The Canadian Artisan Spirit Competition (CASC), which announces its results on February 5 of this year, is a little different from comparable competitions. Just like the demographic it serves, it is somewhat rarefied, comfortably set apart from the pack.
For one thing, CASC celebrates truly small producers; Canada’s spirits industry is gaining major momentum, but it remains exceptionally young. “Whisky takes three years to age,” explains Alex. “Probably only about a quarter of the whisky distilleries that exist in Canada now are old enough to have produced a three-year-old whisky, for example.”
“Competitions which include larger producers definitely have a financial advantage,” Alex continues. “To help celebrate these small but very deserving distilleries we obviously rely a lot on support from businesses like Great Little Box Company.”
CASC’s uniqueness doesn’t end with size and economics. Even the logistics of judging spirits, as Alex discovered, must deviate a little from the norm.
“With these competitions, judges sometimes sit in one place together and taste 30 to 40 products a day. With [the higher alcohol content in] spirits, that makes it more challenging,” Alex explains. “All of my judges were given two months to taste all of the spirits we send them.”
Alex estimates that around a third of the qualified distilleries across the country participate in the competition, impressive for something that’s only in its second year of operation. His hope is that the festival’s reach will continue to spread rapidly, driving awareness of what he calls “awesome local distilleries.”
In that event, many more spirits drinkers will be exposed to the industry trends that have connoisseurs like Alex feeling excited. In addition to the deluge of artisanal whiskies coming down the pipeline, “experimentation and quality is increasing” at a number of Canadian distilleries.
For example, Alex describes the way the Okanagan-based Dubh Glas is collaborating with a local brewery. Dubh Glas sends some of its used whisky barrels to a local brewery in Oliver, which ages stout in it before sending the barrel back to the distillery to be used for whisky again.

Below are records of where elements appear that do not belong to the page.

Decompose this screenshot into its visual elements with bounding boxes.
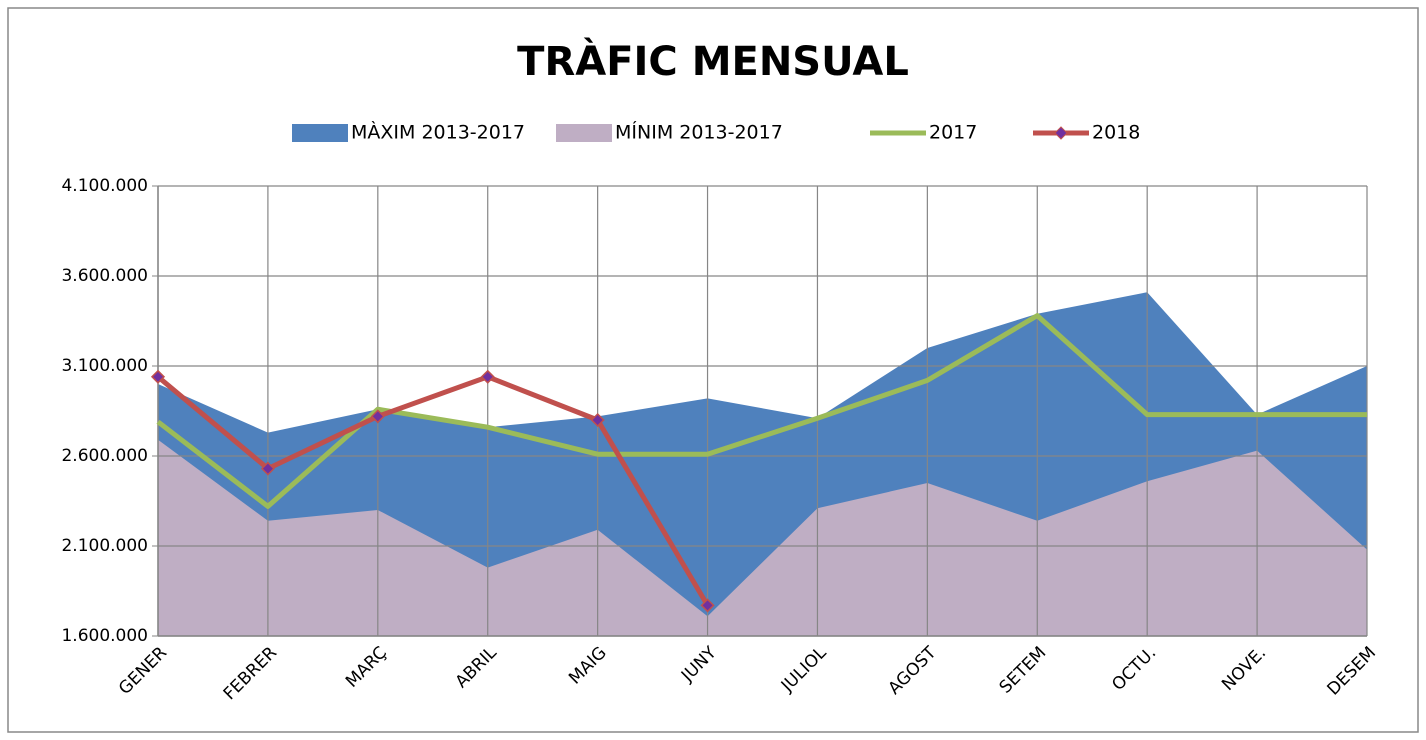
line bbox=[156, 374, 710, 607]
marker bbox=[700, 598, 715, 613]
y-tick-label: 1.600.000 bbox=[61, 626, 148, 646]
legend-label: 2018 bbox=[1092, 122, 1140, 144]
y-tick-label: 3.100.000 bbox=[61, 356, 148, 376]
y-tick-label: 2.100.000 bbox=[61, 536, 148, 556]
y-tick-label: 4.100.000 bbox=[61, 176, 148, 196]
y-tick-label: 2.600.000 bbox=[61, 446, 148, 466]
area bbox=[158, 439, 1367, 636]
marker bbox=[150, 369, 166, 384]
legend-label: 2017 bbox=[929, 122, 977, 144]
chart-title: TRÀFIC MENSUAL bbox=[517, 37, 909, 85]
marker bbox=[590, 412, 605, 428]
marker bbox=[480, 369, 495, 384]
legend-swatch bbox=[292, 124, 348, 142]
legend-marker bbox=[1054, 126, 1068, 140]
y-tick-label: 3.600.000 bbox=[61, 266, 148, 286]
legend-label: MÀXIM 2013-2017 bbox=[351, 121, 525, 144]
marker bbox=[260, 461, 275, 476]
legend-swatch bbox=[556, 124, 612, 142]
marker bbox=[370, 409, 385, 424]
legend-label: MÍNIM 2013-2017 bbox=[615, 121, 783, 144]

Indeed, current expressions of creativity and innovation in the spirits industry are intriguing. Gin manufacturers produce singular results when they add unexpected botanicals—think: rhubarb, seaweed, lemongrass—to their products. Or consider the Nova Scotian distillery that is aging their rum in casks on a boat.
Alex is passionate about sharing all of this and more with spirits fans. He knows that it’s a thrilling time to start investigating Canada’s rising spirits artisans.
“A few years ago, if you simply started a small batch distillery, people took interest. But now the quality really needs to be there. And it is.”